Анкету вот заполнить надо

На Вас, как на фронтовика.

– Ну, что ж, входи, коли не шутишь.

Эй, Марья, где мой мемуар?

В комоде посмотри получше.

Про фронт пришел узнать школяр.

И пожелтевшая тетрадка

Легла на выскобленный стол,

В ней путь солдата, по порядку,

Расписан, будто протокол.

Без лирики: когда призвался,

В какую часть зачислен был,

Как под Смоленском оказался,

Как немец в первый раз бомбил.

Потом нелепость окруженья, —

Где в радость пшенный концентрат,

В предплечье легкое раненье,

Пропахший йодом медсанбат.

Потом два слова о наградах

Смущенно что-то проворчал,

Крепчайшим пыхнул самосадом

И как-то сразу замолчал.

Школяр помял в руках анкету,

Он с нею справился вполне.

И вдруг спросил, как по секрету:

– А страшно было на войне?

Старик, цигару добивая,

Задумчиво прищурил глаз,

Закрыл тетрадку и, вставая,

Повел другой уже рассказ:

– Там, когда враг невидим, страшно,

Что ты в прицеле у него.

Когда в жестокой рукопашной

Судьба решает – кто кого.

Когда на ровном чистом поле

От «мейсеров» спасенья нет,

А жить так хочется – до боли,

Тем более-то в двадцать лет.

Старик ушел в воспоминанья,

Ладонью воздух рассекал.

И кровь, и ярость, и страданья

Как будто вновь переживал.

Жена неласково вмешалась,

Шуруя в печке кочергой:

– Охолони ты, старый, малость,

Парнишке уж пора домой.

Ушел школяр, и ночь покрыла

Избу с жестяною звездой.

Он думал:

– С кем же это было?

Со стариком или со мной?

С ним. Прочь игру воображенья,

Ведь это ж – он, не я, солдат.

Но почему его раненья

В моей душе сейчас болят?..

Мое Приобье

Зарумянились дали зарей предрассветной,

Словно призрак ночной, растворился туман.

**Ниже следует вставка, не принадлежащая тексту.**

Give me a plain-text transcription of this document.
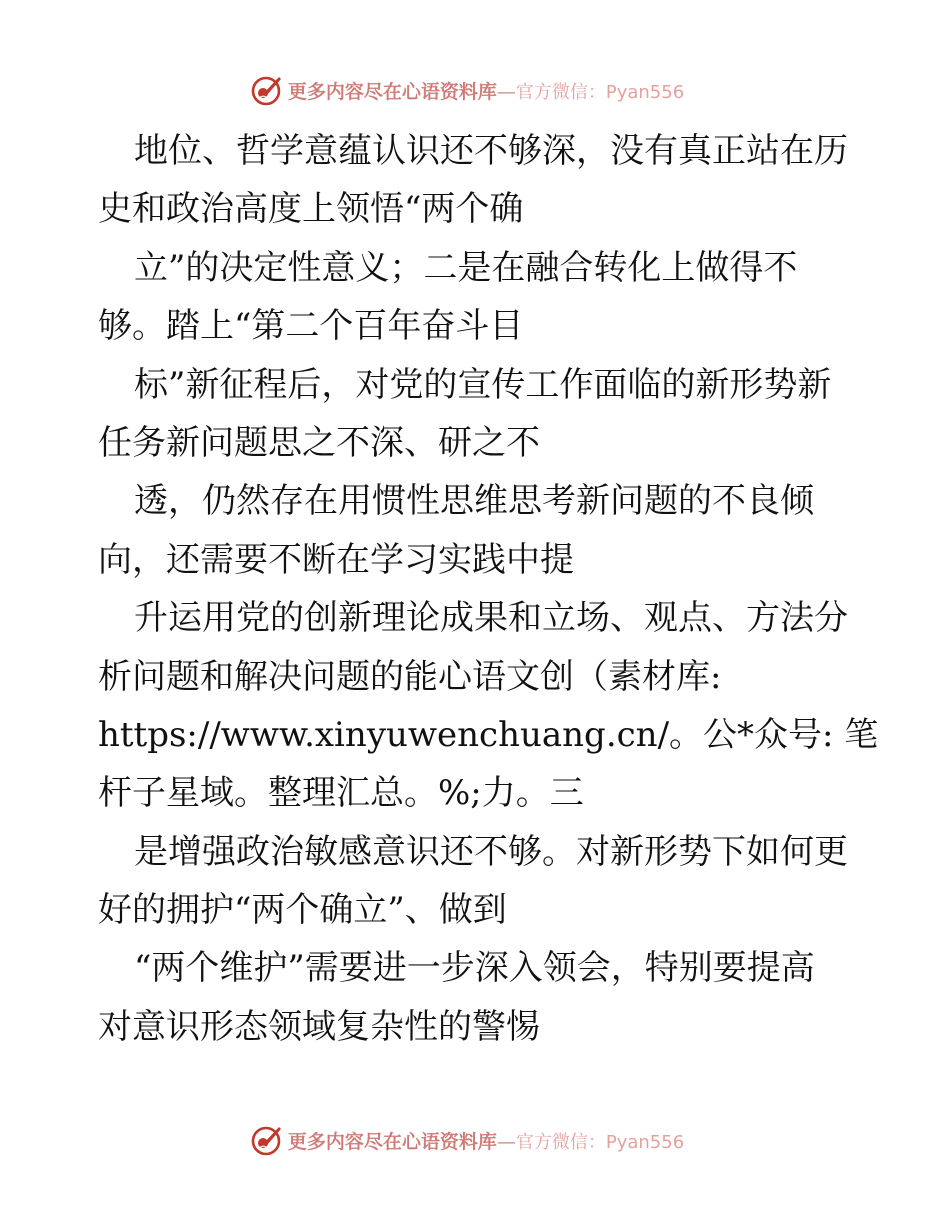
更多内容尽在心语资料库—官方微信：Pyan556
地位、哲学意蕴认识还不够深，没有真正站在历
史和政治高度上领悟“两个确
立”的决定性意义；二是在融合转化上做得不
够。踏上“第二个百年奋斗目
标”新征程后，对党的宣传工作面临的新形势新
任务新问题思之不深、研之不
透，仍然存在用惯性思维思考新问题的不良倾
向，还需要不断在学习实践中提
升运用党的创新理论成果和立场、观点、方法分
析问题和解决问题的能心语文创（素材库:
https://www.xinyuwenchuang.cn/。公*众号: 笔
杆子星域。整理汇总。%;力。三
是增强政治敏感意识还不够。对新形势下如何更
好的拥护“两个确立”、做到
“两个维护”需要进一步深入领会，特别要提高
对意识形态领域复杂性的警惕
更多内容尽在心语资料库—官方微信：Pyan556
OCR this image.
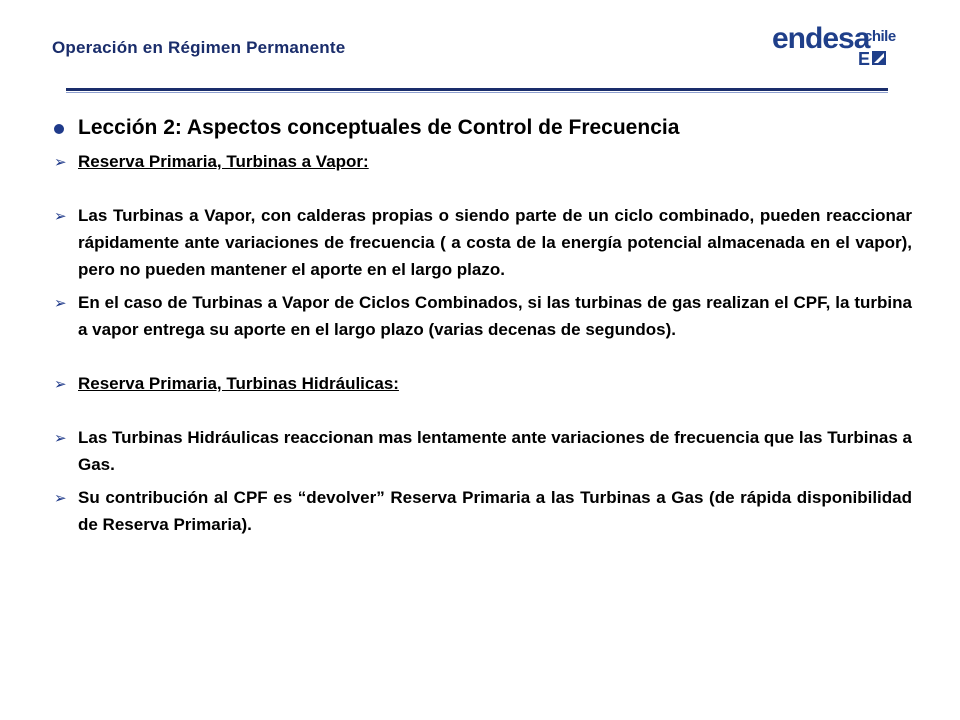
Operación en Régimen Permanente	endesa
chile
E
Lección 2: Aspectos conceptuales de Control de Frecuencia
➢ Reserva Primaria, Turbinas a Vapor:
➢ Las Turbinas a Vapor, con calderas propias o siendo parte de un ciclo combinado, pueden reaccionar rápidamente ante variaciones de frecuencia ( a costa de la energía potencial almacenada en el vapor), pero no pueden mantener el aporte en el largo plazo.
➢ En el caso de Turbinas a Vapor de Ciclos Combinados, si las turbinas de gas realizan el CPF, la turbina a vapor entrega su aporte en el largo plazo (varias decenas de segundos).
➢ Reserva Primaria, Turbinas Hidráulicas:
➢ Las Turbinas Hidráulicas reaccionan mas lentamente ante variaciones de frecuencia que las Turbinas a Gas.
➢ Su contribución al CPF es “devolver” Reserva Primaria a las Turbinas a Gas (de rápida disponibilidad de Reserva Primaria).
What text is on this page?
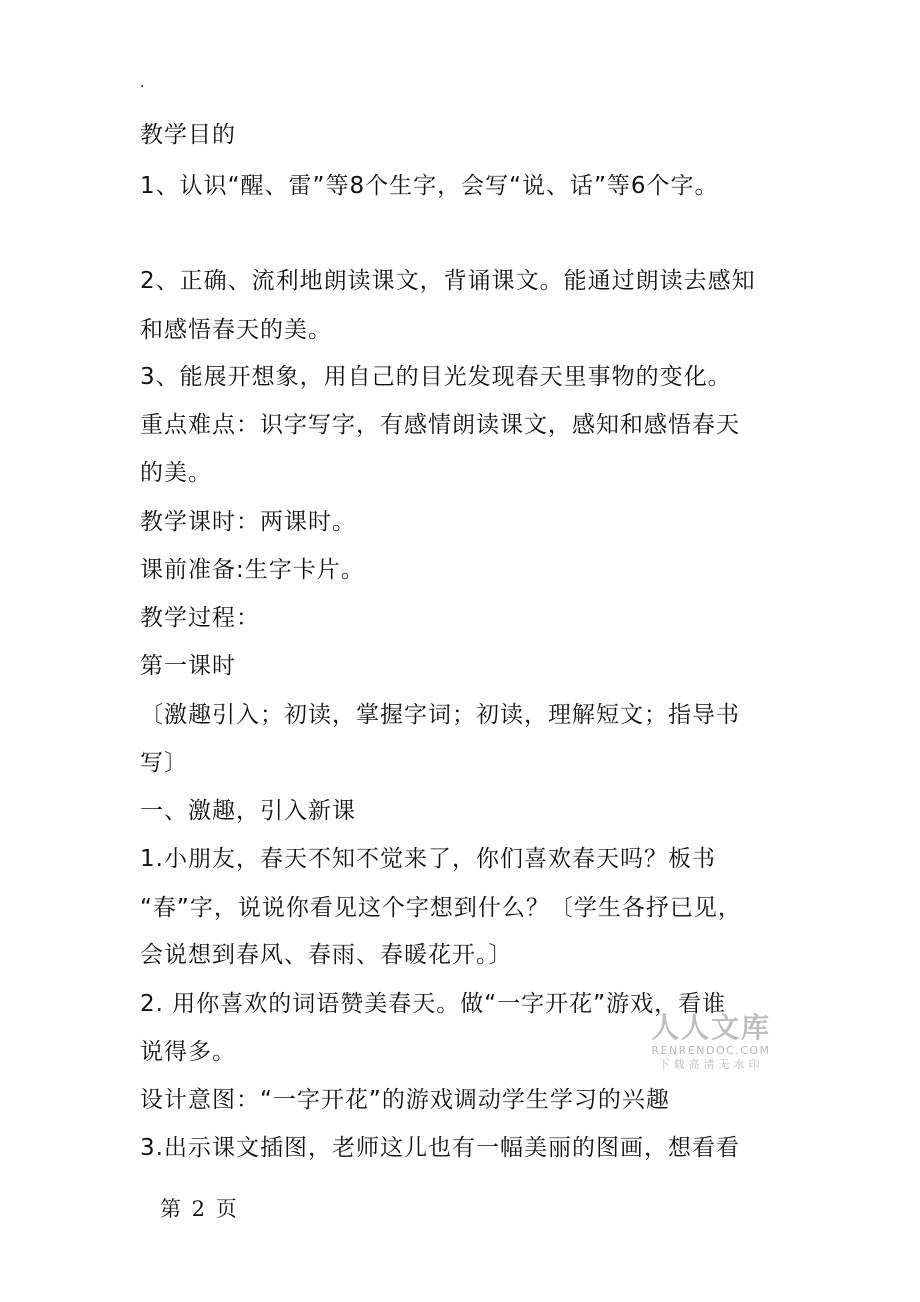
.
教学目的
1、认识“醒、雷”等8个生字，会写“说、话”等6个字。
2、正确、流利地朗读课文，背诵课文。能通过朗读去感知
和感悟春天的美。
3、能展开想象，用自己的目光发现春天里事物的变化。
重点难点：识字写字，有感情朗读课文，感知和感悟春天
的美。
教学课时：两课时。
课前准备:生字卡片。
教学过程：
第一课时
〔激趣引入；初读，掌握字词；初读，理解短文；指导书
写〕
一、激趣，引入新课
1.小朋友，春天不知不觉来了，你们喜欢春天吗？板书
“春”字，说说你看见这个字想到什么？〔学生各抒已见，
会说想到春风、春雨、春暖花开。〕
2. 用你喜欢的词语赞美春天。做“一字开花”游戏，看谁
说得多。
设计意图：“一字开花”的游戏调动学生学习的兴趣
3.出示课文插图，老师这儿也有一幅美丽的图画，想看看
人人文库
RENRENDOC.COM
下载高清无水印
第 2 页
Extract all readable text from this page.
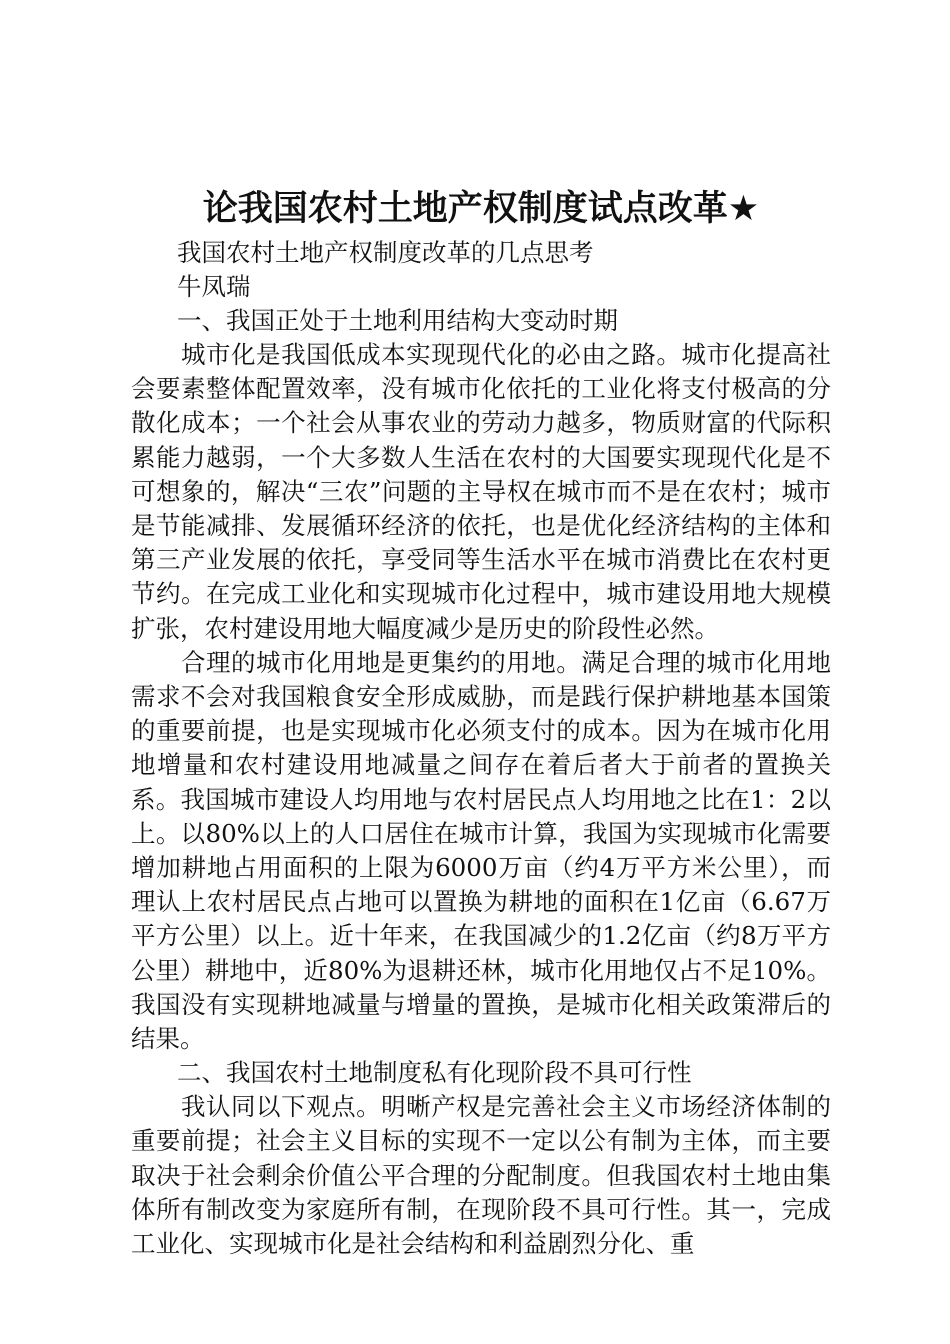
论我国农村土地产权制度试点改革★

我国农村土地产权制度改革的几点思考

牛凤瑞

一、我国正处于土地利用结构大变动时期

城市化是我国低成本实现现代化的必由之路。城市化提高社会要素整体配置效率，没有城市化依托的工业化将支付极高的分散化成本；一个社会从事农业的劳动力越多，物质财富的代际积累能力越弱，一个大多数人生活在农村的大国要实现现代化是不可想象的，解决“三农”问题的主导权在城市而不是在农村；城市是节能减排、发展循环经济的依托，也是优化经济结构的主体和第三产业发展的依托，享受同等生活水平在城市消费比在农村更节约。在完成工业化和实现城市化过程中，城市建设用地大规模扩张，农村建设用地大幅度减少是历史的阶段性必然。

合理的城市化用地是更集约的用地。满足合理的城市化用地需求不会对我国粮食安全形成威胁，而是践行保护耕地基本国策的重要前提，也是实现城市化必须支付的成本。因为在城市化用地增量和农村建设用地减量之间存在着后者大于前者的置换关系。我国城市建设人均用地与农村居民点人均用地之比在1：2以上。以80%以上的人口居住在城市计算，我国为实现城市化需要增加耕地占用面积的上限为6000万亩（约4万平方米公里），而理认上农村居民点占地可以置换为耕地的面积在1亿亩（6.67万平方公里）以上。近十年来，在我国减少的1.2亿亩（约8万平方公里）耕地中，近80%为退耕还林，城市化用地仅占不足10%。我国没有实现耕地减量与增量的置换，是城市化相关政策滞后的结果。

二、我国农村土地制度私有化现阶段不具可行性

我认同以下观点。明晰产权是完善社会主义市场经济体制的重要前提；社会主义目标的实现不一定以公有制为主体，而主要取决于社会剩余价值公平合理的分配制度。但我国农村土地由集体所有制改变为家庭所有制，在现阶段不具可行性。其一，完成工业化、实现城市化是社会结构和利益剧烈分化、重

И росистые травы сибирского лета

Растеклись ароматом изумрудных полян.

Это утро встает на приобских просторах,

Это солнце восходит над Сибирской землей.

И в сосново-березовых дивных уборах

Наливается светом новый день молодой.

Здесь не плещутся краски шумливого юга,

Суеты не приемлет величавая ширь.

От алтайских хребтов до полярного круга

Ты раскинулась гордо, земля-богатырь.

Здесь Ермак Тимофеич гулял со дружиной,

Здесь иртышские воды его струги несли.

Здесь дремучей тайгою, тропою лосиной

Варнаки-бедолаги в неизвестность брели.

Я пройду эти дали от зари до заката,

Исповедуюсь кротко и траве, и воде.

Они исповедь примут, назовут меня братом

И уже никогда не оставят в беде.

Утомившись, присяду у костра над рекою,

Засмотрюсь на багрянец уходящего дня.

Может быть, этой тихой вечерней порою

Сказки старого Тыма оживут для меня.

Их расскажет Синильга – колдунья лесная,

Поведет в заповедные чащи свои,

Где таежные тайны дремлют, тихо вздыхая,

Где поют свои песни голубые ручьи.

Мое село

Там, где заря целуется с росою,

Там, где над речкой стелется туман,

Стоит две сотни лет село родное,

Березовый раскинув сарафан.

Там отзвучали праздниками детства

Года, прожитые беспечно, налегке,

И юность, как от всех напастей средство,

Осталась там – в далеком далеке.

Село, где мы любили пацанами

На танцы в клуб обшарпанный ходить.

Безмерно расклешенными штанами

Девчонок местных наповал разить.

Ах, как тогда мы повзрослеть спешили,

Учились на жаргоне говорить,

Костюмы на заказ по моде шили

И пробовали втихаря курить.

Недуги юности своей мы одолели

Пророкам доморощенным назло.

Остепенились как-то вдруг и повзрослели,

Что было с нами, то быльем уж поросло.

Теперь на улицах знакомых, деревенских,

Другая колобродит молодежь —

В кожанках, джинсах, майках суперменских,

Давно из моды вышли брюки клеш.

Но ни к чему нам о былом стенанья.

Другое время, значит, и другой кураж,

Он не взорвет основы мирозданья,

Ведь преходяща всяческая блажь.

Останется село. Оно всему начало.

Его мне в сердце суждено всю жизнь нести.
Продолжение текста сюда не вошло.